The plaintiff filed the instant motion to dismiss the appeal arguing that the judgment appealed is a non-appealable, interlocutory order. The defendant has not filed a brief in response to this motion.

The issue presented in the case sub judice was presented to the fifth circuit in Evans v. Evans, 02-691 (La.App. 5 Cir. 11/19/02), 833 So. 2d 427. The court stated:

This Court has been presented with the same procedural problem in two prior cases, Brehm v. Brehm, 96-159 (La. App. 5th Cir.9/18/96), 686 So. 2d 881 and Plauche v. Plauche, 95-979 (La.App. 5th Cir.3/13/96), 673 So. 2d 1053. In both cases this Court held that an appeal of a ruling which determined fault but not an award of support or a final determination that support was not due was improper because such a ruling was a partial final judgment that was not appealable. La. C.C.P. art.1915. We find those cases on point and dispositive of the instant case.
Plaintiff argues that this case is distinguishable because La. C.C. arts. 111 and 112 on periodic support have been amended subsequent to the rendition of the Brehm and Plauche cases. While we recognize that the articles have been amended, we do not find that the amendment changes the legal principles applicable to the issue herein.
The relief sought by the Defendant is a monetary award of periodic support. While the ruling on fault touches on one issue in the support dispute, it is not a final appealable judgment because it does not grant a party all or part of the relief for which it prayed. The trial court must still make determinations regarding Defendant's need and Plaintiff's ability to pay, as well as several other factors, including the ultimate monetary award. As pointed out in Plauche, to hold otherwise would mean we could look forward to a second appeal on need, and third appeal on ability to pay and then a forth appeal on quantum. Judicial economy and the avoidance of piecemeal appeals remain guiding appellate principles. Plaintiff or Defendant will, of course, be entitled to full consideration of all issues involved in their litigation in an appeal of a final judgment on periodic support. Accordingly, this appeal is dismissed as premature and the case is remanded to the trial court for further proceedings.

Id. at 428.

We agree with the fifth circuit's reasoning in Evans. As in Evans, the plaintiff in the instant case prays for an award of final periodic support, not for a declaration that she is free from fault in the dissolution of the marriage. While this issue is a necessary premise on which to base an award of final support, the ruling does not grant the plaintiff any relief requested in the petition. Since the ruling does decide an issue in the litigation, the judgment falls within the purview of La.Code Civ.P. art. 1915(B), which statute requires a designation of appealability before an appeal can be taken from the ruling.

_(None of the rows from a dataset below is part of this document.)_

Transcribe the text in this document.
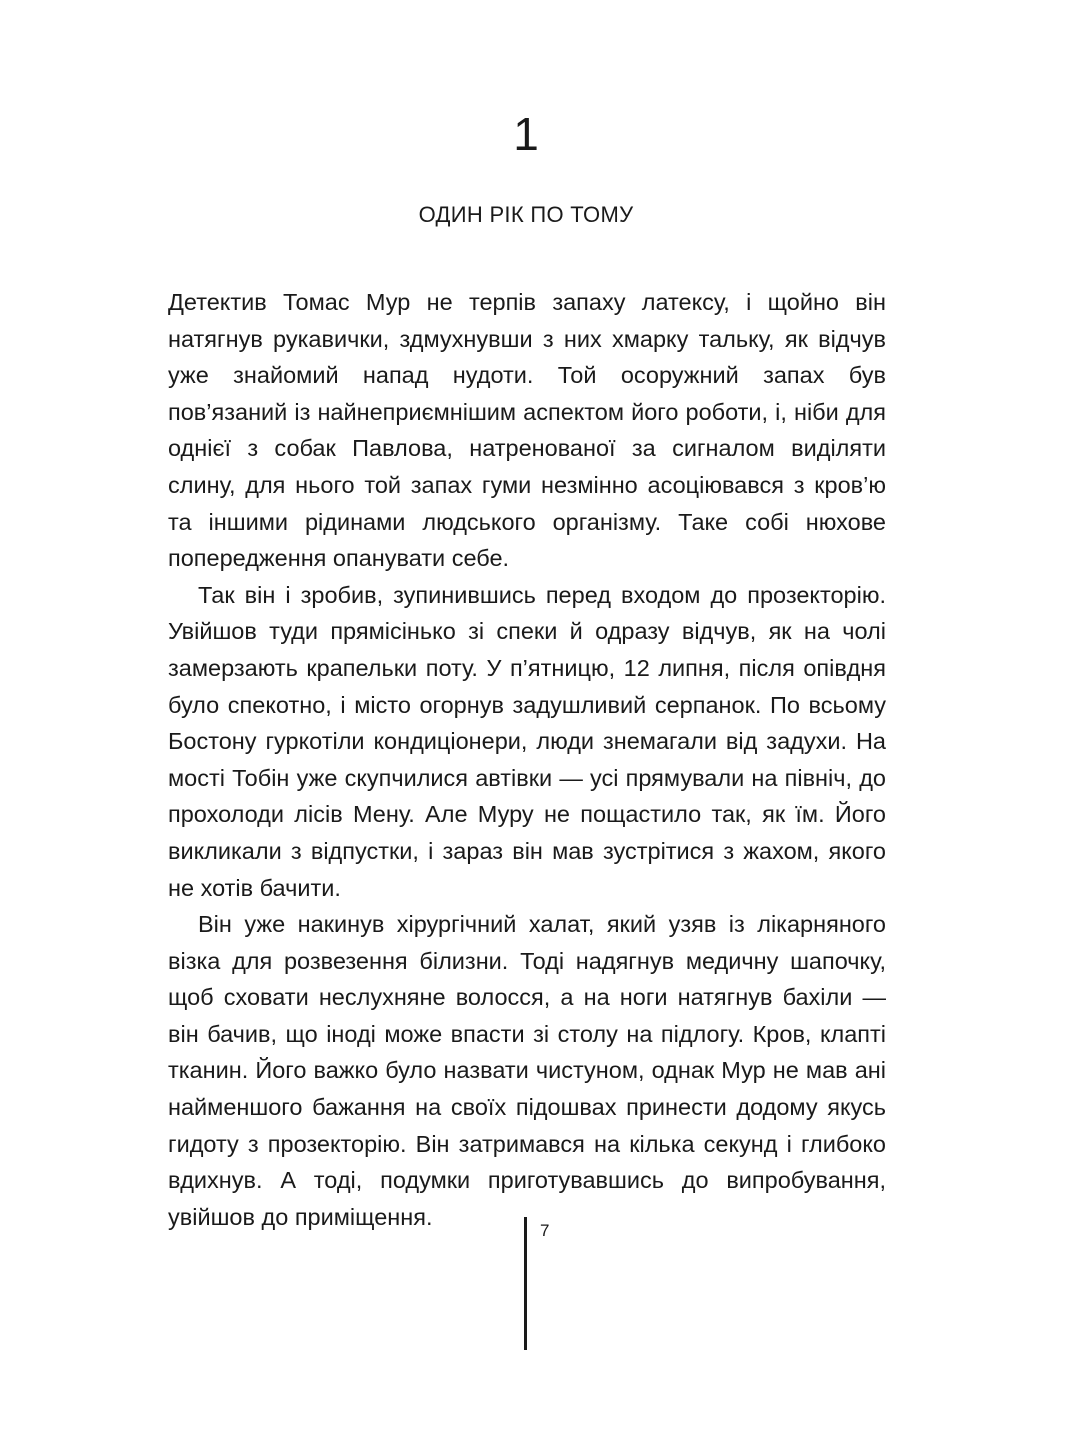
1
ОДИН РІК ПО ТОМУ

Детектив Томас Мур не терпів запаху латексу, і щойно він натягнув рукавички, здмухнувши з них хмарку тальку, як відчув уже знайомий напад нудоти. Той осоружний запах був пов’язаний із найнеприємнішим аспектом його роботи, і, ніби для однієї з собак Павлова, натренованої за сигналом виділяти слину, для нього той запах гуми незмінно асоціювався з кров’ю та іншими рідинами людського організму. Таке собі нюхове попередження опанувати себе.

Так він і зробив, зупинившись перед входом до прозекторію. Увійшов туди прямісінько зі спеки й одразу відчув, як на чолі замерзають крапельки поту. У п’ятницю, 12 липня, після опівдня було спекотно, і місто огорнув задушливий серпанок. По всьому Бостону гуркотіли кондиціонери, люди знемагали від задухи. На мості Тобін уже скупчилися автівки — усі прямували на північ, до прохолоди лісів Мену. Але Муру не пощастило так, як їм. Його викликали з відпустки, і зараз він мав зустрітися з жахом, якого не хотів бачити.

Він уже накинув хірургічний халат, який узяв із лікарняного візка для розвезення білизни. Тоді надягнув медичну шапочку, щоб сховати неслухняне волосся, а на ноги натягнув бахіли — він бачив, що іноді може впасти зі столу на підлогу. Кров, клапті тканин. Його важко було назвати чистуном, однак Мур не мав ані найменшого бажання на своїх підошвах принести додому якусь гидоту з прозекторію. Він затримався на кілька секунд і глибоко вдихнув. А тоді, подумки приготувавшись до випробування, увійшов до приміщення.

7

For the reasons given in Evans, we find that a designation of this judgment as immediately appealable would not be appropriate in this instance, as this result would not be in the interest of judicial economy and would result in piecemeal appeals. Therefore, we hereby dismiss this appeal at defendant's cost and remand this case to the trial court for further proceedings.

*936 APPEAL DISMISSED. CASE REMANDED.